Within the broader world of psychology and clinical psychology, neuropsychology has had a reputation for being overly academic and assessment-focussed. When I joined the profession over twenty years ago, we had our elegant models of cognitive function and dysfunction, and the neurologists and GPs could expect long and complex neuropsychological assessments from us, which pin-pointed areas of difficulty. However, a casual observer might rightly wonder aloud, ‘So what? How does this help the distressed patient and their family?’

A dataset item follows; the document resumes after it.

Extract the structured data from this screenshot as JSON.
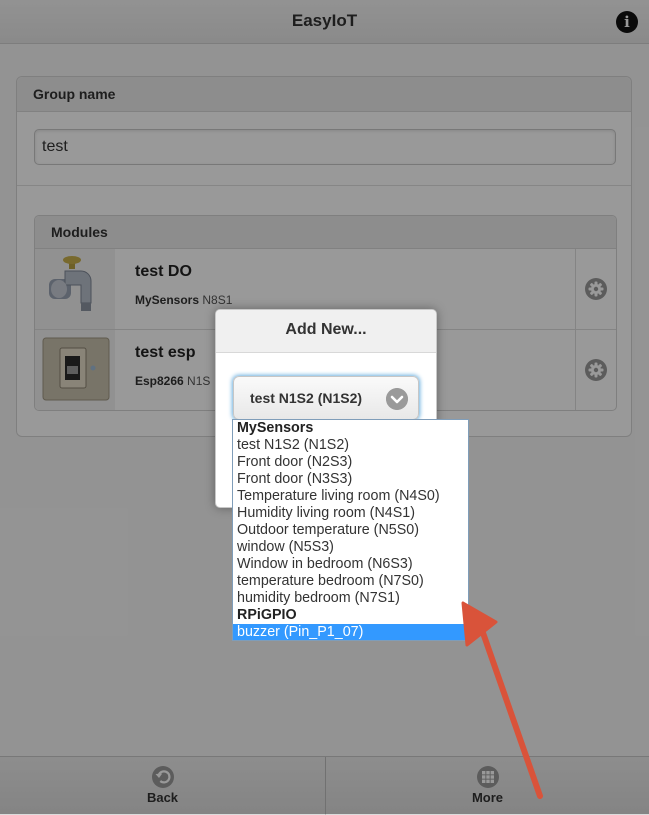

Over the last twenty or so years, the expectation has rapidly grown that clinical neuropsychologists will produce programmes of cognitive rehabilitation and help people re-integrate into their lives and societies. Most clinical neuropsychologists have always recognised the emotional havoc caused by an acquired brain injury – such as stroke, tumour, or trauma – and will have tried to adapt models of psychotherapy to deal with it, such as cognitive behavioural and personal constructs therapy. But it is only in relatively recent times that the discipline of neuropsychotherapy has begun to emerge from the shadows in its own right.
Whilst recognised models and systems of psychological therapy – including psychodynamic psychotherapy and analytic therapies – are important contributors to the development of this new discipline, there are a range of workers (including in the UK) who have gone beyond merely adapting these approaches and have developed their own systems and modes of neuropsychotherapy.
Our new book, Practical Neuropsychological Rehabilitation in Acquired Brain Injury, features a key chapter given over entirely to the concepts, principles and practice of neuropsychotherapy with acquired brain injury. Within the chapter, the reader is taken on a comprehensive tour of how to adapt models of neuropsychotherapy, and is invited to consider a helpful generic model of psychotherapy for brain-injured patients. A single case is presented and a range of treatments proposed, which embraces cognitive behavioural, psychodynamic psychotherapy, family/systemic, narrative and cognitive analytic therapy.
We hope that our exciting new book will act as a staging post in the further development of neuropsychotherapy.